The challenge confronting the MDC today lies in the transmission and perfection of decadent habits that are exhibited by Zanu PF. The culture of violence, intolerance and hubris, among other sickening traits, are surely finding root in the party. MDC activists need to understand that even if they love Tsvangirai to the bone marrow, their support alone is not sufficient to deliver election victory for the MDC. An MDC leader, as Mangoma rightfully puts it, also needs to instil confidence in the electorate. Activists must also desist from comparing Tsvangirai to Mugabe and saying because Mugabe did it then Tsvangirai can also do it. There is wisdom in daring to be different.
Mangoma is also right that if the MDC entertains any hope of being present on the Zimbabwean political scene in the longer term, it requires a new leadership to instil confidence in the electorate.

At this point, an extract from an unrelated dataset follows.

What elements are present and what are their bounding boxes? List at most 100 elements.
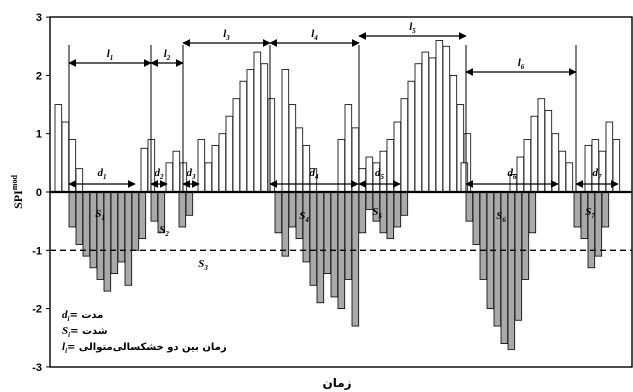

Tsvangirai is not the MDC and the MDC is not Tsvangirai. In any normal democratic party, a leader who loses elections as Tsvangirai has done becomes a liability to the party. Tsvangirai’s brand is not distending but tumbling. He should not take the party down that road.
Thus, and to any forward thinking person who yearns for democracy in Zimbabwe and in the MDC, Mangoma is accurate. Tsvangirai must do the honourable thing and leave the office of the MDC president and allow the party to move forward. The argument that he needs to complete his five-year term sounds obnoxious and unrelated to the party mandate which is to deliver the people of Zimbabwe from political, social and economic challenges. It is clear to me that for the party to move forward, Tsvangirai must be able to answer Mangoma’s questions in the affirmative; that would be a good starting point. That is a demonstration of accountable and transparent leadership.